SELF-CLEANING SOLAR MIRRORS USING ELECTRODYNAMIC DUST SHIELD: PROSPECTS AND PROGRESS

Parabolic trough and power tower technologies provide inherent advantage of thermal energy storage and high efficiency of the Concentrating Solar Power (CSP) systems for utility scale solar plants. High efficiency CSP power generation with minimal water use is one of the Sun Shot goals of the US Department of Energy. The specular reflectance efficiency of the solar mirrors plays a critical role in the efficiency of power generation. The optical surface of the mirrors and the receiver must be kept clean for efficient operation of the plant. Some environmental challenges in operating the large-scale CSP plants at high reflectance efficiency arise from high concentration of atmospheric dust, wind speed and variation of relative humidity (RH) over a wide range. Deposited dust and other contaminant particles, such as soot, salt, and organic particulate matters attenuate solar radiation by scattering and absorption.

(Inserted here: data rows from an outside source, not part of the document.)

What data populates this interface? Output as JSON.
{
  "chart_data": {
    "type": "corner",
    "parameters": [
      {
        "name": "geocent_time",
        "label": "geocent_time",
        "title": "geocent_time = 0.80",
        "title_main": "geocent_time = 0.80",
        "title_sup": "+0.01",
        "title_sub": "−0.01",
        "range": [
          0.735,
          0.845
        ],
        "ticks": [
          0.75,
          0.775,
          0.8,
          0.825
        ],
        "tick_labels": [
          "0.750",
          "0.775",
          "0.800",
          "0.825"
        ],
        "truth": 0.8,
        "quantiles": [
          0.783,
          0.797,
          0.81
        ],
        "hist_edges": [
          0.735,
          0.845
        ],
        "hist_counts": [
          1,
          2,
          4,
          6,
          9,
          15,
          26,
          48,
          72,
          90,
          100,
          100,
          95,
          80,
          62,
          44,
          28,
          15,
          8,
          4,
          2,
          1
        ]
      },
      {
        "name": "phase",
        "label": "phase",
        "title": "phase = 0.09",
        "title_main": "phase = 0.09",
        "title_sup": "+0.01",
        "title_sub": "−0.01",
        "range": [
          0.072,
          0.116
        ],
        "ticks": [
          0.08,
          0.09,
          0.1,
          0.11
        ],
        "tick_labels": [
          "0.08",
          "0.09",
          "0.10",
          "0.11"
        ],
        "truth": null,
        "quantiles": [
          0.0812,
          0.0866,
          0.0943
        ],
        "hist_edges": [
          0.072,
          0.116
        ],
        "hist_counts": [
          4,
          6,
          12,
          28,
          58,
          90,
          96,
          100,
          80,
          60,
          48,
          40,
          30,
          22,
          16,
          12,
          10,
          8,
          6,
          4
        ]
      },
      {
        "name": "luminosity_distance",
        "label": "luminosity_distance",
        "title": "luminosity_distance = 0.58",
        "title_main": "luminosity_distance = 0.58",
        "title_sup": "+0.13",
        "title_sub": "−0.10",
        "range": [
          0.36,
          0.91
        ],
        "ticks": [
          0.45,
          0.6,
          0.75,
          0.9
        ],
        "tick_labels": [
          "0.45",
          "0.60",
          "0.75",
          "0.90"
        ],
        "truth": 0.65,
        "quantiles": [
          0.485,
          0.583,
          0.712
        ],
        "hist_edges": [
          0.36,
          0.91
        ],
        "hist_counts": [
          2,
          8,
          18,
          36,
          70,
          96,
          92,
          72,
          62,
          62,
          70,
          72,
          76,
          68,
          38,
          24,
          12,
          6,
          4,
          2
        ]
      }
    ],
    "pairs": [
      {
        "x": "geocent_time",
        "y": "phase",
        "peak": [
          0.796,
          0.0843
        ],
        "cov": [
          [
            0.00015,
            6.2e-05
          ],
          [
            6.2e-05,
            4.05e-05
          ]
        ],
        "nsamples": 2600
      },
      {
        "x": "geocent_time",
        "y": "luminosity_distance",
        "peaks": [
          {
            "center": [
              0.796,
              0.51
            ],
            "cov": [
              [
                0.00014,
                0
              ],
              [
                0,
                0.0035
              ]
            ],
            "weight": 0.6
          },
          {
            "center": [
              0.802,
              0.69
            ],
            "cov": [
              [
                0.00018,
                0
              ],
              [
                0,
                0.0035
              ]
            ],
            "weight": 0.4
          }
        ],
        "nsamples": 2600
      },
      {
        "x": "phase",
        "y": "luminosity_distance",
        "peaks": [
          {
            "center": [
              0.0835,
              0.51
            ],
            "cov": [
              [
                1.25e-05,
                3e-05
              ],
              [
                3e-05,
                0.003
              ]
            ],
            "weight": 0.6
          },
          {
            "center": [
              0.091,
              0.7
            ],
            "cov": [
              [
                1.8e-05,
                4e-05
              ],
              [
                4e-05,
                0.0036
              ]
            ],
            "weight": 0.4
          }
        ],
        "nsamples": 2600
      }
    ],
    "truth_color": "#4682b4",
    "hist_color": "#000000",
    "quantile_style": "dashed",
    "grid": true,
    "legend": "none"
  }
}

Adhesion of these particles on the mirror surface depends strongly by their composition and the moisture content in the atmosphere. Presence of soluble inorganic and organic salts cause corrosion of the mirror unless the contaminants are cleaned frequently. In this paper, we briefly review (1) source of atmospheric dust and mechanisms involved in degradation of mirrors caused by salt particles, (2) loss of specular reflection efficiency as a function of particle size distribution and composition, and (3) an emerging technology for removing dust layer by using thin transparent electrodynamic screen (EDS). Feasibility of integration of EDS on the front surface of the solar collectors has been established to provide active self-cleaning properties for parabolic trough and heliostat reflectors.